JPMorgan is taking over First Republic after it was seized by California’s financial regulator

  • JPMorgan acquired all of First Republic’s deposits and a “substantial majority of the assets.” Its shares rose 2.6% in premarket trading after the news.
  • It comes after California’s financial regulator took over First Republic, leading to the third failure of a US bank since March.
  • First Republic sparked a new wave of concern last month with its revelation that it lost more deposits in the first quarter than initially feared.

A view of the First Republic Bank logo at its Park Avenue location in New York City on March 10, 2023.

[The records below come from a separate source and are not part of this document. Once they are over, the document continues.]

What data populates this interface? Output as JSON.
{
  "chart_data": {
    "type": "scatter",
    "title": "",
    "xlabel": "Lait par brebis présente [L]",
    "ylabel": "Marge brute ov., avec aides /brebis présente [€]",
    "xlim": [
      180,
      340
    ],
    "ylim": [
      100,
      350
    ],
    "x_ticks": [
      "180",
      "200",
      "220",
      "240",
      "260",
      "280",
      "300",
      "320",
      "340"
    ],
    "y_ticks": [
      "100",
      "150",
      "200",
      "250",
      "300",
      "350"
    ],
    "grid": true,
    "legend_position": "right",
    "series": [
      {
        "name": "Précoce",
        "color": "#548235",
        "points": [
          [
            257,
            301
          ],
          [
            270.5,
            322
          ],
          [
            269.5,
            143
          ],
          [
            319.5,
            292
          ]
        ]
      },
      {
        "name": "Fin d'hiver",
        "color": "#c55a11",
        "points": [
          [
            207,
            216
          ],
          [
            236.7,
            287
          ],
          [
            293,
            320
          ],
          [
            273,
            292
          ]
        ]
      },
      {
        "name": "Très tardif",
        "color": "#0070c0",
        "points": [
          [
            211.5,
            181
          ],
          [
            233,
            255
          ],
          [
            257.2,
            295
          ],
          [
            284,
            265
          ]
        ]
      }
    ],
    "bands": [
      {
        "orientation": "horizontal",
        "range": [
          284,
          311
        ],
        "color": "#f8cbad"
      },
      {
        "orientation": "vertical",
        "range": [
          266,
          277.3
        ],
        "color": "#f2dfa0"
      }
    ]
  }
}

David Di Delgado | Reuters

California’s financial regulator seized First Republic on Monday, prompting the third failure of a US bank since March, after a last-ditch effort to convince rival lenders to keep the ailing bank afloat failed.

JPMorgan Chase acquired all of First Republic’s deposits, including uninsured deposits, and “a substantial majority of the assets,” according to a release. JPMorgan shares rose 2.6% in premarket trading after the news.

The California Department of Financial Protection and Innovation said it took possession of the bank and appointed the Federal Deposit Insurance Corporation as receiver. The FDIC accepted JPMorgan’s bid for the bank’s assets.

“As part of the transaction, First Republic Bank’s 84 offices in eight states will reopen as branches of JPMorgan Chase Bank, National Association, today during normal business hours,” the FDIC said in a statement.

“All depositors of First Republic Bank will become depositors of JPMorgan Chase Bank, National Association, and will have full access to all their deposits.”

Jamie Dimon, JPMorgan’s chairman and chief executive, said the acquisition minimized costs for the Deposit Insurance Fund.

“Our government invited us and others to step up and we did,” he said in a statement. “This acquisition is somewhat beneficial to our company as a whole, it is accretive to shareholders, helps further our wealth strategy and is complementary to our existing franchise.”

After the sudden collapse of Silicon Valley Bank in March, attention focused on First Republic as the weakest link in the US banking system. Like SVB, which served the tech startup community, First Republic was also something of a specialty lender in California. It focused on catering to wealthy coastal Americans, luring them with low-interest mortgages in exchange for leaving cash in the bank.

But that model fell apart after SVB collapsed as First Republic customers withdrew more than $100 billion in deposits, the bank revealed in its April 24 earnings report. Institutions with a large share of uninsured deposits, such as SVB and First Republic, found themselves vulnerable because customers feared losing their bank savings.

First Republic shares were down 97% so far this year as of Friday’s close.

This drain on deposits has forced First Republic to borrow heavily from Federal Reserve facilities to keep it afloat, putting pressure on the company’s margins as funding costs are now much higher. According to BCA Research chief strategist Doug Peta, First Republic accounted for 72% of all loans from the Fed’s recent discount window.

On April 24, First Republic CEO Michael Roffler tried to present an image of stability after the events of March. Deposit outflows have slowed in recent weeks, he said. But shares fell after the company backtracked on its previous financial guidance and Roffler opted not to take questions after an unusually brief conference call.

The bank’s advisers hoped to convince the biggest US banks to help First Republic again. One version of the plan recently floated involves asking banks to pay above-market interest rates for bonds on First Republic’s balance sheet, which would allow it to raise capital from other sources.

But ultimately the banks, which came together in March to inject $30 billion in deposits into the First Republic, could not agree on a rescue plan and regulators took action, ending the bank’s 38-year run.